The meaning of reverse positive declaration (?<=): the pattern in brackets must appear on the left side of the declaration, but not as part of the match
4. The meaning of reverse negative declaration (?<!)
: the pattern in brackets must not
Non-backtracking matching
syntaxappearing on the left side of the statement
: (?>)
Meaning: After this group is matched, the matched characters cannot be used for matching subsequent expressions through backtracking. Haha, I definitely won’t understand it just by reading this sentence. I spent a lot of time trying to understand this, so let’s illustrate it through an example:
" www.csdn.net " can be matched by @"w+.(.*).w+", but cannot be matched by @"w+.(?>.*).w+"! Why?
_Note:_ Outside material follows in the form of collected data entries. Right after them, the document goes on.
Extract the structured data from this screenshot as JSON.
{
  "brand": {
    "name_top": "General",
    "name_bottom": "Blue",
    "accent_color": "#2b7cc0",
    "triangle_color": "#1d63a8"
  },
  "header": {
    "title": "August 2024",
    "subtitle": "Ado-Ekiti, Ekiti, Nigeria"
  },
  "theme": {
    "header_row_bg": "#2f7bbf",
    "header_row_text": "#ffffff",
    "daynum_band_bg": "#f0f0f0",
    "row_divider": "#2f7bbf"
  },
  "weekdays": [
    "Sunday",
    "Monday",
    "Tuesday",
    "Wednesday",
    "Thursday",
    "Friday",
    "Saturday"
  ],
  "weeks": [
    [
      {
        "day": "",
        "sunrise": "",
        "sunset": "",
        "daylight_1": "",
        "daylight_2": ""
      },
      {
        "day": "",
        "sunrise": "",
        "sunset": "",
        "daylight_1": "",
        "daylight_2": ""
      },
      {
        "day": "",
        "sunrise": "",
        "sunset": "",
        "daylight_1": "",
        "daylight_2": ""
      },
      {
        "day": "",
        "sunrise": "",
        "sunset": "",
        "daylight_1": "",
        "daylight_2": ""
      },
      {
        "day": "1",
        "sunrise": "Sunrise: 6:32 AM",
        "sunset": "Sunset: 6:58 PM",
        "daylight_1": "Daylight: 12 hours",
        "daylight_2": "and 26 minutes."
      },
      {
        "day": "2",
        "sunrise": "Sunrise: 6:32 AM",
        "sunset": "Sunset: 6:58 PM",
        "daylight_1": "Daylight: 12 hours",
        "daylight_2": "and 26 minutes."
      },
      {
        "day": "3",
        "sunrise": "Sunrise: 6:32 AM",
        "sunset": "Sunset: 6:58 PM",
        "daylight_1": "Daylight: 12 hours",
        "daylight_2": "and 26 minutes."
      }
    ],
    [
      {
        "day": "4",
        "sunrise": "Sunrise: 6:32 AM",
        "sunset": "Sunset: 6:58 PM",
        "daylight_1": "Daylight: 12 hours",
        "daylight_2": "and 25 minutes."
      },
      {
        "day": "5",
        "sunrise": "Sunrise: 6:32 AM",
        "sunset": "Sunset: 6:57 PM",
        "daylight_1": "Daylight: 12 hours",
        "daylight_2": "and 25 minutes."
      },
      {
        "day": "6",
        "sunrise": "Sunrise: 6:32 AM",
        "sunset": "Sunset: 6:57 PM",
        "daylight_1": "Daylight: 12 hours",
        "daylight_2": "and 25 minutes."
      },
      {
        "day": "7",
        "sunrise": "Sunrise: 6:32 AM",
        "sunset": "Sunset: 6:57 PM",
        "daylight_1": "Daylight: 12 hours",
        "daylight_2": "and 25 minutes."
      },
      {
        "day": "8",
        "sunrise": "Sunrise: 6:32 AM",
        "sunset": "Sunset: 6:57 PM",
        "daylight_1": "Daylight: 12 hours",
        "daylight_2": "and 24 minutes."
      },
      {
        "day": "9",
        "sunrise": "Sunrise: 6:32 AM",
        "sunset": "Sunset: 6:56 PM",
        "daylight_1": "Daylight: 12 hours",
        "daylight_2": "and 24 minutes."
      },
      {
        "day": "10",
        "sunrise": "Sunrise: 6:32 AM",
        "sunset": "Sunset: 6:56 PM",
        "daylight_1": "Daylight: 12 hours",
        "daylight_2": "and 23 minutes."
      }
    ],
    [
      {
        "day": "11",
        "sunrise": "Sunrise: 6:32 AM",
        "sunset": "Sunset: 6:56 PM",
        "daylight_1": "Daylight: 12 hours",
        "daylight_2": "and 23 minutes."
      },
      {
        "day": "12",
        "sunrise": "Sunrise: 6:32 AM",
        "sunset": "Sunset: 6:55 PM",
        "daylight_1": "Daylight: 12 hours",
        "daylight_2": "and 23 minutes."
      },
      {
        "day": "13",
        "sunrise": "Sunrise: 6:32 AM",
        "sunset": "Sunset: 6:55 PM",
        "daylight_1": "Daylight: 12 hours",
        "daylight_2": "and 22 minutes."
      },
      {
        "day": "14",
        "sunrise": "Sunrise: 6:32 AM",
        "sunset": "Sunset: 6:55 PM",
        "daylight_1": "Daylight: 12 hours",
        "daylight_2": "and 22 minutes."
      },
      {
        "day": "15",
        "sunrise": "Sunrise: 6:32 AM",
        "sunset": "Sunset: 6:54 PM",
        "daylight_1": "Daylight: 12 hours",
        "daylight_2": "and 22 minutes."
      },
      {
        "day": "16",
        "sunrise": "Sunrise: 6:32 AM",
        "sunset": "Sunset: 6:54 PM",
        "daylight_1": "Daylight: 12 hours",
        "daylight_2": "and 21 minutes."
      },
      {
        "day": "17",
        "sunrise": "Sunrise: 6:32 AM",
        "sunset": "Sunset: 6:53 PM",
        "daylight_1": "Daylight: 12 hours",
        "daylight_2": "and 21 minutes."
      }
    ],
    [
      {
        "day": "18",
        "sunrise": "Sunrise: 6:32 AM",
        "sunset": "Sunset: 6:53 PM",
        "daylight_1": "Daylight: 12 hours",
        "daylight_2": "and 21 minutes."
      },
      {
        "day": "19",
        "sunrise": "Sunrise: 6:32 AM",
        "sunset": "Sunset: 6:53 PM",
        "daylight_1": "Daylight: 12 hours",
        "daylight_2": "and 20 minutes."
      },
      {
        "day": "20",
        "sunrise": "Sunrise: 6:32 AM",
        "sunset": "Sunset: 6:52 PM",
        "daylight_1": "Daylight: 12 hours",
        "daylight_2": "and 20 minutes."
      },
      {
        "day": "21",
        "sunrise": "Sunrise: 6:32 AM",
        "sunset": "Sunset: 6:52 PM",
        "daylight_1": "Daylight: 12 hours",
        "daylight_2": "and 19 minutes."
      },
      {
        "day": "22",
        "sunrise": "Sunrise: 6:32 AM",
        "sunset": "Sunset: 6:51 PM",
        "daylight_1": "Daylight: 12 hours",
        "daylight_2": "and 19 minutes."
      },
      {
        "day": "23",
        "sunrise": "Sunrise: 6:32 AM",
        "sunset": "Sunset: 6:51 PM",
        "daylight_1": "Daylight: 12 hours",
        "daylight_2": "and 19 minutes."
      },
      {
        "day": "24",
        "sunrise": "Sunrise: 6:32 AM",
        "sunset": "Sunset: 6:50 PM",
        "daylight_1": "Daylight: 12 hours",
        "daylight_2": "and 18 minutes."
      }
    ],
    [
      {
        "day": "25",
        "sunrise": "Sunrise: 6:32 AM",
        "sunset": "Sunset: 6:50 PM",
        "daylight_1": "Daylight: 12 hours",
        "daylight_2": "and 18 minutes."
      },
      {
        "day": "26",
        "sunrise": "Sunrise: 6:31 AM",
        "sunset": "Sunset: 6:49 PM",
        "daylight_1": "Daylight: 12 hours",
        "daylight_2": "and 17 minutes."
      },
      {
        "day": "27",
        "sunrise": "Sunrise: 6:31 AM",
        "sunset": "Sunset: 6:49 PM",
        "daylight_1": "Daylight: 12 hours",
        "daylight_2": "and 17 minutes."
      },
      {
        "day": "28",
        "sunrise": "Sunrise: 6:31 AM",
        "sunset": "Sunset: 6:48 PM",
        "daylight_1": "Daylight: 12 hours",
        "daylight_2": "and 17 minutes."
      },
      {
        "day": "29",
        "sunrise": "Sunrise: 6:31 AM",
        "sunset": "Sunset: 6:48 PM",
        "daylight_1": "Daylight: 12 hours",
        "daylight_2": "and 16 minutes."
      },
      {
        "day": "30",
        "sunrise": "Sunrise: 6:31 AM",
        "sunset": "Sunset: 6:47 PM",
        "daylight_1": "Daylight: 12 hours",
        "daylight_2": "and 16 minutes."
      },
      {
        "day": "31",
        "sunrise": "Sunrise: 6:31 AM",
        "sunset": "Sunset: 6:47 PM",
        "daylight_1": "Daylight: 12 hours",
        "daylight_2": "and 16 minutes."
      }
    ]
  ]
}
The reason is that regular matching is greedy. When matching, it will match as many results as possible. Therefore, the .* in the two regular expressions in the above example will completely match csdn.net. At this time, the first expression is in When it starts matching, it finds that .w+ has no characters to match, so it will backtrack. The so-called backtracking is to push back the .* matching result, and the remaining characters from the pushback are used to match .w+ ,Until .w+ matches successfully, the entire expression returns a successful matching result. The second expression uses non-backtracking matching, so after .* is matched, it is not allowed to match .w+ through backtracking, so the entire expression fails to match.
Please note that backtracking is a waste of resources, so please try to avoid having to backtrack to successfully match your regular expression. As in the example above, you can replace it with @"w+.([^.]+ .)+w+"+".